Economic Profit

There is a question:

A company is investing in a $300 million project that is being depreciated on a straight straight-line basis to zero over a two two-year life with no salvage value. The project will generate operating earnings of $130 million each year for the two years. The weighted average cost of capital and required rate of return for the project is 10%. Company’s tax rate is 30%.

What is economic profit for the company in years 1 and 2?

According to the formula of economic profit in corporate finance, in the first year, $WACC=$300*10%=$30,

so the economic profit for year 1=EBIT*(1-tax rate)-$WACC=130*(1-30%)-30=61

Due to the depreciation, the value of intitial investment at the end of year 1 becomes 300-300/2=150

So for year 2, $WACC=150*10%=15,

hence economic profit=EBIT*(1-tax rate)-$WACC=130*(1-30%)-15=76

Discount these two economic profit back to the beginning time with WACC as discount rate, we get an NPV=118.26

This result sounds counter intuitive to me. We invested 300, it depreciates in two years which means we cannot get it back, instead, we only get total $WACC of $45, plus the two so called ‘economic profit’. Adding them together even without a discount rate, it is less than 300. How come we can have a profit, and how come the NPV is positive which means there is a value added to the company?

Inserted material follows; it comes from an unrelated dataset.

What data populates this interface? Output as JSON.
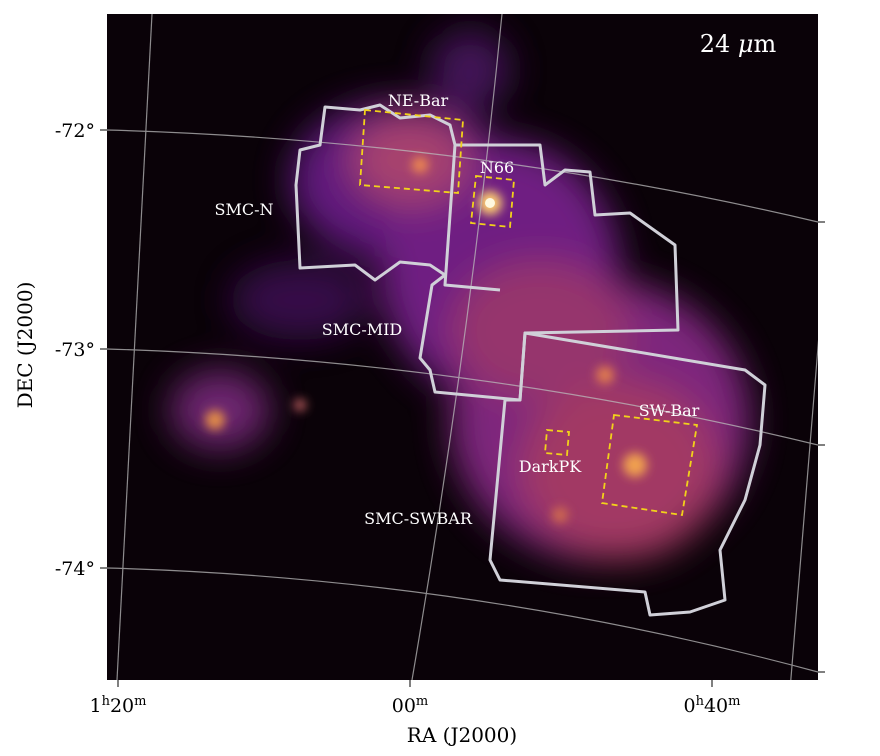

I really don’t understand where the problem comes from. Is it because of the high depreciation rate, or the low rate of required return, or something else? Can anyone explain?

The $30 and $15 are the opportunity costs of capital for the debtholders and shareholders. What remains, which is $61 and $76, are the value added for the shareholders.

Taking the EP and discounting them by WACC, we get:

$61/1.101 = 55.45

$76/1.102 = 62.81

NPV or Market Value Added (MVA) = 55.45 + 62.81 = 118.26 (total value added over the original investment)

The total company value would then be the original investment plus MVA = $300m + $118.26m = $418.26m.

Okay, I kinda get the clue now. There is a going concern assumption, so the value is still in the company, but is not explicitly shown as money return. Right?

Yes. The value is added on top of the original book value of capital.